You don't want to miss this: Leon Brooks, vice president of the Perth (AU) Linux User Group, has written a wonderful rebuttal to SCO's Kieran O'Shaughnessy's remarks about SCO's case, IBM and the nonexistence of Linux. Brooks didn't find it funny one bit.
Here's a taste:
"The article also states: 'Early this year, O'Shaughnessy warned that SCO had prepared a hit list and would approach Australian Linux users to ensure they had an IP licence.'
"This is illegal, and since SCO-ANZ hasn't followed up on it, I guess Kieran knows that. So why is he raising that empty threat again? Every time he does so he opens himself to a fresh count of fraud. . . .
"I don't need to defend IBM, they have their own lawyers and PR section for that, but Kieran and his company are essentially accusing all of the contributors to and deployers of Linux of stealing. Since those claims are baseless, continuing to make them amounts to slander and in some cases fraud against the Linux community, including me.
"The only reason Kieran hasn't had a court order tossed at his feet is because as an individual developer, I can't afford to do that and defend myself against the inevitable legal consequences."
I feel I should just mention that what isn't possible as an individual is sometimes very doable as a class. Not that I'd encourage anybody getting in the way of IBM's steamroller at the moment in the US.
There is also an odd report on the SCO-BayStar agreement to go their separate ways:
"Relations between SCO and BayStar had soured by April 2004, however, when the investment firm stated that it wanted a refund from SCO or a change of management to better focus the company on its intellectual property claims, rather than growing its Unix operating system business.
"SCO refused to change its ways, and looked set for a major battle with the investment firm after Royal Bank of Canada washed its hands of SCO in May, converting 10,000 Series A-1 shares into common stock and selling the remaining 20,000 to BayStar. However, instead of launching a battle for control of SCO, BayStar agreed in June to sever its ties with the Unix vendor in return for cash and stock."
June? If it were June, why didn't they tell us until August? Here are the dates the way I recall them. They did argue in public in April about the direction of the company. Then, the purchase agreement was signed in May. The press release went out on June 1. In July, when SCO said the deal was done, Baystar said on the 23rd, they had not agreed and would seek a declaratory judgment against SCO.
More documents on PACER. Everybody gets to talk long.
First, #257, IBM's [sealed] Reply to response to  cross motion for partial summary judgment on claim for declaratory judgment of non-infringement [Entry date 08/24/04]. This one we won't get to read. I gather it speaks of somebody's most holy proprietary code.
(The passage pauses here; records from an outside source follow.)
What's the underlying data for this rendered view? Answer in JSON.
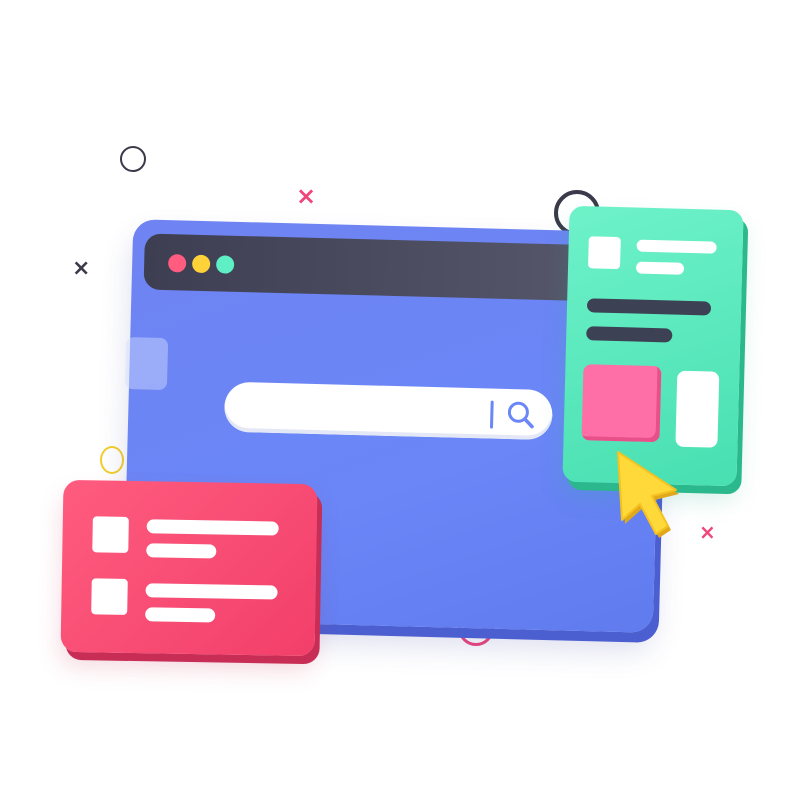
{
  "colors": {
    "browser_body": "#6a86f7",
    "titlebar": "#4a4a5e",
    "dot_red": "#ff5c7f",
    "dot_yellow": "#ffd23a",
    "dot_green": "#5ef0c4",
    "card_red": "#f5486f",
    "card_green": "#5cecc0",
    "pink_box": "#ff6fa7",
    "pointer": "#ffd83a"
  },
  "icons": {
    "search": "magnifier-icon",
    "pointer": "mouse-pointer-icon",
    "window_controls": [
      "close-dot",
      "minimize-dot",
      "maximize-dot"
    ]
  },
  "search": {
    "placeholder": ""
  }
}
Then an Order granting IBM's Ex Parte Motion for Leave to File an Overlength Memorandum and another
Order granting IBM's Ex Parte Motion for Leave to File an Overlength Reply Memorandum
And then SCO gets to be wordy too. Here's an Order granting SCO's Ex Parte Motion for Leave to File an Overlength Memorandum.
But IBM has filed to block SCO from filing a supplemental memorandum:
#261 - Memorandum by Intl Bus Mach Inc in opposition to [245-1] ex parte motion for leave to file a supplemental memo re: discovery (blk) [Entry date 08/26/04]
SCO's ex parte motion #245 is another sealed document:
"245 - SCO's [sealed] Ex parte motion by SCO Grp for leave to file a supplemental memo re: discovery [sealed] [Entry date 08/22/04] (also, Declaration of Jeremy O. Evans, and Declaration of Barbara L. Howe)"
I gather IBM has had it with the discovery nonsense. A reader noticed that this cartoon today seems to get the whole IP silliness.